Dear Artvehicle,
A lightening quick visit to Hamburg last weekend and with a family
reunion to endure, my hopes weren't high for my art seeing chances ...
Somehow though, I managed to get in all the highs and lows a
gallery-going weekend away can bring.
The not-so bad news first, Willie Doherty at the Kunstverein
Hamburg. A retrospective spanning the last 15 or so years of Doherty's
practice. A beautiful space and great installation didn't quite manage
to detract from the feeling of Doherty having made the same 3 works
lots of different times and ways; seen together the works merge
together to make one overwhelming, repetitious and nullifying point.

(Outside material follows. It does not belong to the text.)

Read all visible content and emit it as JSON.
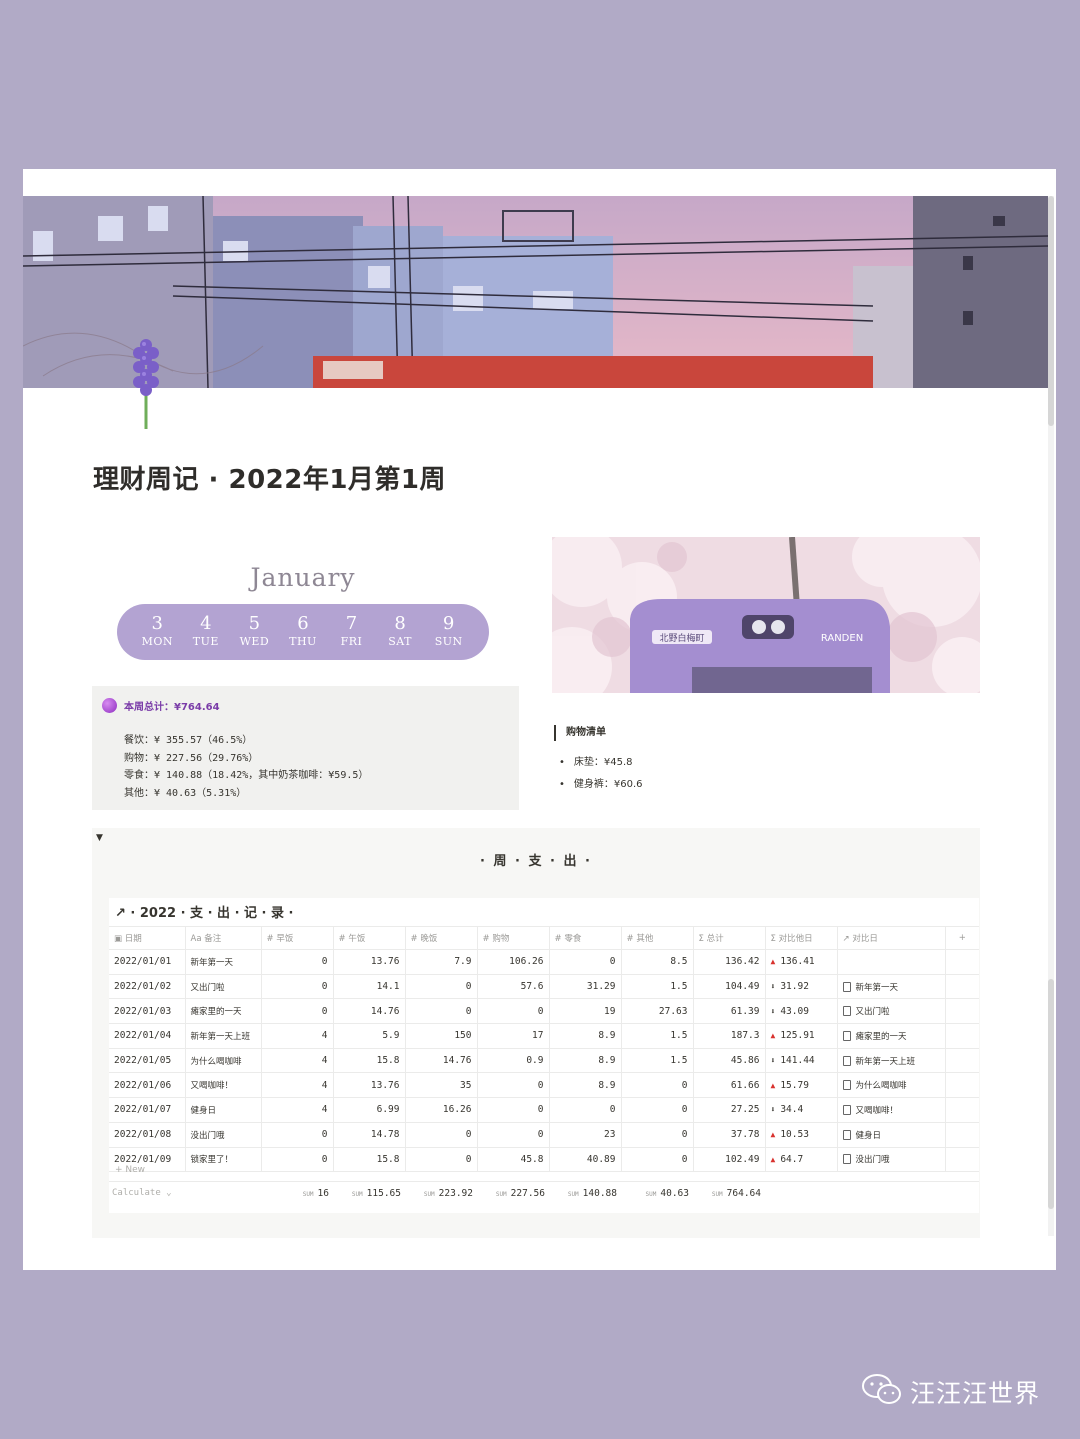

The really bad news, one half of the Deichtorhallen Haus der
Photographie. Here really is a space to masturbate over in the form of
two old market halls making up some 6000 sq metres of exhibition space.
The Roger Ballen exhibition (photographs of poor, rural white
South-Africans), however, was unfortunately too depressing and awful to
write home about.
The good news. Something I love about being a contemporary art is being
in a new city and always ending up wanting to go somewhere a little
random. Somewhere that there's no good reason to go to other than
there's an exhibition there that sounds good. Hence, I found myself in
the train station gallery somewhere south of the river that is the
Kunstverein Harburger Bahnhof. Central to the exhibition by Honey
Suckle Company was a large 4 sided infinity wall (like the back wall of
the old Lawrance O'Hana Gallery). Basically, this is a white wall
where, when it begins to reach the floor, there's a curve which
continues onto the floor, reducing the appearance of lines. Honey
Suckle Company have thus created a walk in trompe l'oeil on a grand
scale. Walking across the surface, each footstep became intrepid and
insecure, with the anticipation of being wrong-footed ever present amid
a seemingly endless stretch of blinding whiteness. A cheap trick used
by photographers to make models look like they're far away turned
itself into a hilarious mountaineering exercise.
The really good news. The other side of the Deichtorhallen, another
large retrospective, this time of Erwin Wurm. Funny, bright and sharp
this had us laughing out loud and dancing around. Filled with noise and
laughter, people doing and making and engaging, it felt somehow like a
gallery should (especially in comparison to the unmentionable Ballen).
Wurm's work feels alive - changing and morphing, occupying a series of
different mediums and tropes - referencing a host of other contemporary
artists and philosophers ... Fischli and Weiss, Maurizio Catalan, Vito
Acconci, Robert Gober, Adorno, Wittingstien, Kant ... always with a
twist of humour; subtle, surreal, hilarious, gross, just plain bizarre.
The lists could go on. At once this was an exhibition that made me feel
really clever and really dumb - I got it, but did I really got it?
Actually I didn't care too much ... I was too busy being sculpture.